Neil deGrasse Tyson can save us all

So we’ve had a week to mull over the UN report that says the effects of global warming are no longer something that will impact the next century. We’ve got from twelve to twenty two years to pull it together, or my children and grandchildren will find the world uninhabitable around them.

This requires immediate action, and there’s one thing in which we can take complete confidence: Trump will do nothing. Even if he said he’d do something, he’d do nothing (right, Elizabeth Warren?)

But some individual states have proven they’re willing to step in where Trump ignores the needs of the world. Now we need to widen that.

There is no more respected scientist in this country than Neil deGrasse Tyson (okay, MAYBE Bill Nye.).

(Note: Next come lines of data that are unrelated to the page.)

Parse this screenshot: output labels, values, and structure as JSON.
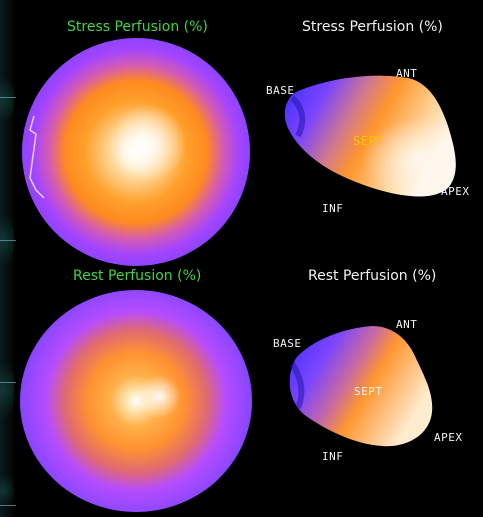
{
  "top_left_title": "Stress Perfusion (%)",
  "top_right_title": "Stress Perfusion (%)",
  "bottom_left_title": "Rest Perfusion (%)",
  "bottom_right_title": "Rest Perfusion (%)",
  "labels": {
    "stress": {
      "base": "BASE",
      "ant": "ANT",
      "sept": "SEPT",
      "apex": "APEX",
      "inf": "INF"
    },
    "rest": {
      "base": "BASE",
      "ant": "ANT",
      "sept": "SEPT",
      "apex": "APEX",
      "inf": "INF"
    }
  },
  "colors": {
    "title_green": "#46d146",
    "title_white": "#f2f2f2",
    "label_sept": "#f5c400",
    "perfusion_high": "#ffffff",
    "perfusion_mid": "#ff8a1f",
    "perfusion_low": "#5a2cff"
  }
}
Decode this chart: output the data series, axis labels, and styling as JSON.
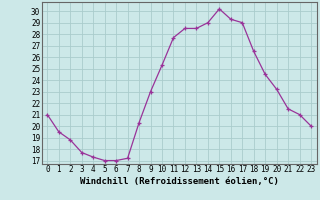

Everyone knows and respects him. So Tyson needs to organize GUST.

What is GUST, you ask? Governors United to Save Terra.

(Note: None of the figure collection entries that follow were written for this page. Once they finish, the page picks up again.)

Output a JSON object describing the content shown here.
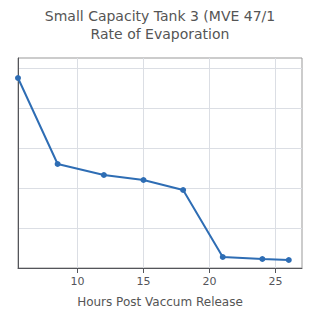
{
  "chart_data": {
    "type": "line",
    "title": "Small Capacity Tank 3 (MVE 47/1",
    "subtitle": "Rate of Evaporation",
    "x_label": "Hours Post Vaccum Release",
    "x": [
      5.5,
      8.5,
      12,
      15,
      18,
      21,
      24,
      26
    ],
    "values": [
      0.95,
      0.52,
      0.465,
      0.44,
      0.39,
      0.055,
      0.045,
      0.04
    ],
    "color": "#2e6db4",
    "marker": "circle",
    "xlim": [
      5.5,
      27
    ],
    "xticks": [
      10,
      15,
      20,
      25
    ],
    "ylim": [
      0,
      1.05
    ],
    "yticks": [
      0.2,
      0.4,
      0.6,
      0.8,
      1.0
    ],
    "grid": true,
    "tick_labels": "x"
  }
}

Tyson needs to organize a national convention attending by governors from all fifty states. He needs to bring them together to one place, summon a coterie of scientists, and have them lecture at, and work together with, the governors to lay out a plan for them to undertake that will help to decrease the undeniable impact of global warming. Yes, even the governors of states with coal miners need to get on board with this.

Where would the money for this come from? From us. If Tyson began a Kickstarter or GoFundMe page dedicated to organizing the GUST meeting in order to save the planet, he’d easily get the money to do the job. Everyone, Republicans and Democrats alike, respect Tyson and, oh, by the way, want to do what they can to save the Earth.

This is the United States of America, but as states we really haven’t been united since…I dunno…World War II. Now we need to come together. The Feds aren’t going to do it: Trump rejects global warming and the EPA is slowly disintegrating. The states need to do it, and Tyson can get it done.

Organize GUST, Neil deGrasse Tyson. Let a new wind blow through the environment.